Following is my proposed response on CharMod-Norm. Comments please.

Addison

<quot>
That clears up my confusion. But it also means that the current draft
does not satisfy the requirements of XACML. Instead I will write like
this in a section on unicode issues:
</quot>

That's correct. Your text isn't quite correct yet. Here's your proposal:

--8<--
In Unicode it is possible to represent some letters by different
character sequences. The process of converting Unicode strings into
canonical character sequences is called normalization. An operation is
normalization-sensitive if its output(s) are different depending on the
state of normalization of the input(s); if the output(s) are textual,
they are deemed different only if they would remain different were they
to be normalized. (Quoted from
[http://www.w3.org/TR/2005/WD-charmod-norm-20051027])

For more information on normalization see
[http://www.w3.org/TR/2005/WD-charmod-norm-20051027].

An XACML implementation MUST NOT perform any normalization-sensitive
operations unless it has ensured that the inputs are normalized. An
XACML implementation MUST behave as if each normalization-sensitive
operation normalizes the string into Unicode normalization form NFC. An
implementation MAY use some other form of internal processing as long as
the externally visible results are identical to this specification.
--8<--

I would propose something more like:

--
In Unicode, some equivalent characters can be represented by more than one different Unicode character sequence. See [http://www.w3.org/TR/CharMod]. The process of converting Unicode strings into equivalent character sequences is called "normalization" [http://www.unicode.org/reports/tr15]. Some operations, such as string comparison, are sensitive to normalization. An operation is normalization-sensitive if its output(s) are different depending on the state of normalization of the input(s); if the output(s) are textual, they are deemed different only if they would remain different were they to be normalized.

For more information on normalization see
[http://www.w3.org/TR/2005/WD-charmod-norm-20051027].
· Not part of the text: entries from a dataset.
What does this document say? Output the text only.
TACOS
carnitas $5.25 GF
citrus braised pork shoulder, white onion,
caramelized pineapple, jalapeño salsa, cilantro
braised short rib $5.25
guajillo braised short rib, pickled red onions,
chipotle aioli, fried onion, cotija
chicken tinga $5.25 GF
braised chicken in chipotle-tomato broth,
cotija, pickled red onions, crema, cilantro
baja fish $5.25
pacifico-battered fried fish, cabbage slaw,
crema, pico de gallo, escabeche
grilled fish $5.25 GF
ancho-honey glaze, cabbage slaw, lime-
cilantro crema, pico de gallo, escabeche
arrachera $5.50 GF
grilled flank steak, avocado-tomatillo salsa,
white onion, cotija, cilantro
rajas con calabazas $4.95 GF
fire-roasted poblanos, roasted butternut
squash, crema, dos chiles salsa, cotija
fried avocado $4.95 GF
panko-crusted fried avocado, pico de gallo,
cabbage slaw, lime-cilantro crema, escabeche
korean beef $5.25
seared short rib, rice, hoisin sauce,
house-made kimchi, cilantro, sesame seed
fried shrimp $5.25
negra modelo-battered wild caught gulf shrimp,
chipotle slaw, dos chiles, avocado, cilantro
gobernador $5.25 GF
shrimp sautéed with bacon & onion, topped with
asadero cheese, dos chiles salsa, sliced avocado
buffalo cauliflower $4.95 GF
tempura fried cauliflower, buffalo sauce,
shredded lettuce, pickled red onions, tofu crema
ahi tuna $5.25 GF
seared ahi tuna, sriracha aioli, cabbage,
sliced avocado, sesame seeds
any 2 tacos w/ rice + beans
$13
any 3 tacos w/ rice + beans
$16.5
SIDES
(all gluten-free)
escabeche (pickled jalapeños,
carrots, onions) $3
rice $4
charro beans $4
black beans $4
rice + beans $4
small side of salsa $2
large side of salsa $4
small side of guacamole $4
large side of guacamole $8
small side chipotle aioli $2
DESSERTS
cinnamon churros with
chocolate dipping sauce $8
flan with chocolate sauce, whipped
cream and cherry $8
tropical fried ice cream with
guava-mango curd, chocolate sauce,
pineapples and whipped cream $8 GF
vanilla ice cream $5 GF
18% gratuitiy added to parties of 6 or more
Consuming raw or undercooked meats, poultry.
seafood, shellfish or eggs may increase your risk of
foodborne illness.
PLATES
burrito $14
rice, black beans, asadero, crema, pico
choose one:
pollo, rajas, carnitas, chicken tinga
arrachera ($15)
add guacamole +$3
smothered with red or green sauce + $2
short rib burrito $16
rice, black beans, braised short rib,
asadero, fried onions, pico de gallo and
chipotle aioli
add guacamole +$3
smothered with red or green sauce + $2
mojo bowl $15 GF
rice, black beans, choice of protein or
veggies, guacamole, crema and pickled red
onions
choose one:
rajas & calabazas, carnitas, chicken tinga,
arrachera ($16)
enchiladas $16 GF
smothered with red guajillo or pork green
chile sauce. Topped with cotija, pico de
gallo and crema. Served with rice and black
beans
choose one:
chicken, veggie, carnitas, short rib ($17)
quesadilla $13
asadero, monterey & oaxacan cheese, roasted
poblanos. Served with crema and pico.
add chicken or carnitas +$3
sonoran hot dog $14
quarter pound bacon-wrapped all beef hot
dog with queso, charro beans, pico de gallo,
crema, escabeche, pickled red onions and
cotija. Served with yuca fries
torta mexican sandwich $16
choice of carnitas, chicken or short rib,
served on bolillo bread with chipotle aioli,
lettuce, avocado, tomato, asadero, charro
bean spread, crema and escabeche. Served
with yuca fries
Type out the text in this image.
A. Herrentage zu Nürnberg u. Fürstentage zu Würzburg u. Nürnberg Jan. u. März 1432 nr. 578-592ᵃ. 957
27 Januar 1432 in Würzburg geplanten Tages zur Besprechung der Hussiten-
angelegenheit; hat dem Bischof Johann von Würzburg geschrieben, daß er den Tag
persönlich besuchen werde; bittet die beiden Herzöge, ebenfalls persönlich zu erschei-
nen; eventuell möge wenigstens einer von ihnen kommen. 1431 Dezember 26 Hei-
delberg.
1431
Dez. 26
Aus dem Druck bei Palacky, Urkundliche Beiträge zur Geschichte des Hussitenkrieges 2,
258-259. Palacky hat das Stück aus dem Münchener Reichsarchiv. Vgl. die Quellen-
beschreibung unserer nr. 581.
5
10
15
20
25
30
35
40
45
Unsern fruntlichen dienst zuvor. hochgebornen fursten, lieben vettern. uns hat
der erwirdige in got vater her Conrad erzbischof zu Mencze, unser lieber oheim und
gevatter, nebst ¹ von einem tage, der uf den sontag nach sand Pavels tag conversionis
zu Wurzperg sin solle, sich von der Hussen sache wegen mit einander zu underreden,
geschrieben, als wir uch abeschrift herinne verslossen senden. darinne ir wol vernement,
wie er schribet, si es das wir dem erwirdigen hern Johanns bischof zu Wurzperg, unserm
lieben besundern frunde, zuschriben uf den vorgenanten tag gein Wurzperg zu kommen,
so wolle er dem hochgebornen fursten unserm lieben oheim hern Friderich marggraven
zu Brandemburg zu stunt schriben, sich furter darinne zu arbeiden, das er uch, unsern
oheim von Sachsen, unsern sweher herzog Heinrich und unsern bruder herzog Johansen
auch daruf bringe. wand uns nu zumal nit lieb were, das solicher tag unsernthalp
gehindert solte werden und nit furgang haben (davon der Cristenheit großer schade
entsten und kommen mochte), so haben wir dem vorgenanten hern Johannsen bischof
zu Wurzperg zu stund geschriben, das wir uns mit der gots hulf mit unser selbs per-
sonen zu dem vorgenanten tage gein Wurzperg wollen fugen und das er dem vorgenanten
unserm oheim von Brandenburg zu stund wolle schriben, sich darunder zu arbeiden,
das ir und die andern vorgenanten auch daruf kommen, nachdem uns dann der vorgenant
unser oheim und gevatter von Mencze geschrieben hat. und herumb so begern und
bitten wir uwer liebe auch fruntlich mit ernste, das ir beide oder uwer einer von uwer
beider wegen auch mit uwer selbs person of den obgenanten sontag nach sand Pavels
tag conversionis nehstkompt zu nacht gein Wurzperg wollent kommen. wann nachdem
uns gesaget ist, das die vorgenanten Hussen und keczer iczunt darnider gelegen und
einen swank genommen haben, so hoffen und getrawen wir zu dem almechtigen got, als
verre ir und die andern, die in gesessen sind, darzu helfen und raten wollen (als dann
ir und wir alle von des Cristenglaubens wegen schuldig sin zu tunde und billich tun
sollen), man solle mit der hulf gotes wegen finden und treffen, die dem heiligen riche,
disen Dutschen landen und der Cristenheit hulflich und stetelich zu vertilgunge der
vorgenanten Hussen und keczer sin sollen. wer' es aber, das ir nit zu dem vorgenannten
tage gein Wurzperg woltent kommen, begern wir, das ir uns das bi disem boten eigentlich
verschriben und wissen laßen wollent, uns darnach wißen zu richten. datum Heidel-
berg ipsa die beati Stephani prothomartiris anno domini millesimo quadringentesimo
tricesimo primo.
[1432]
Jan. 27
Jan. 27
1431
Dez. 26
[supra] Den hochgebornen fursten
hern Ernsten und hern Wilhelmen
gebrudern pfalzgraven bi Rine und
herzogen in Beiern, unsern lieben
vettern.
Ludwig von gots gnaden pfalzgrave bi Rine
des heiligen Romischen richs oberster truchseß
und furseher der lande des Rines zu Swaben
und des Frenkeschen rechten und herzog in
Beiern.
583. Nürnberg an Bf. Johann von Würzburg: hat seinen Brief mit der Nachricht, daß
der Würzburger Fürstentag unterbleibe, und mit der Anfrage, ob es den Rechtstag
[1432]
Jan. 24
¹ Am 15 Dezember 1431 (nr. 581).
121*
An XACML implementation MUST behave as if each normalization-sensitive
operation normalizes input strings into Unicode Normalization Form C ("NFC"). An
implementation MAY use some other form of internal processing (such as using a non-Unicode, "legacy" character encoding) as long as
the externally visible results are identical to this specification.
--

Later you note:

<quot>
For our string equility function I will write "The two strings are
equal, if they result in identical binary sequences when encoded into a
common Unicode encoding form".
</quot>

This isn't complete. It should probably say instead:

--
The two strings are equal, if they are composed of identical code point sequences when normalized to Unicode Normalization Form C.
--

It is true that two binary-identical strings in the same encoding are equal. However, some strings that are not binary identical are still 'equal', even when the same character encoding is used.

<quot>
One question though: Is it possible that there are some strings which
cannot be normalized into NFC? If so, we need to define error behavior
where this can occur.
</quot>

This can never occur. All strings can be normalized to NFC.

I hope this helps. Please don't hesitate to contact our WG or me for more feedback or information.

Best Regards,

Addison

Addison Phillips
Globalization Architect -- Lab126
Chair -- W3C Internationalization Core WG

Internationalization is not a feature.
It is an architecture.

Received on Wednesday, 19 November 2008 00:37:43 UTC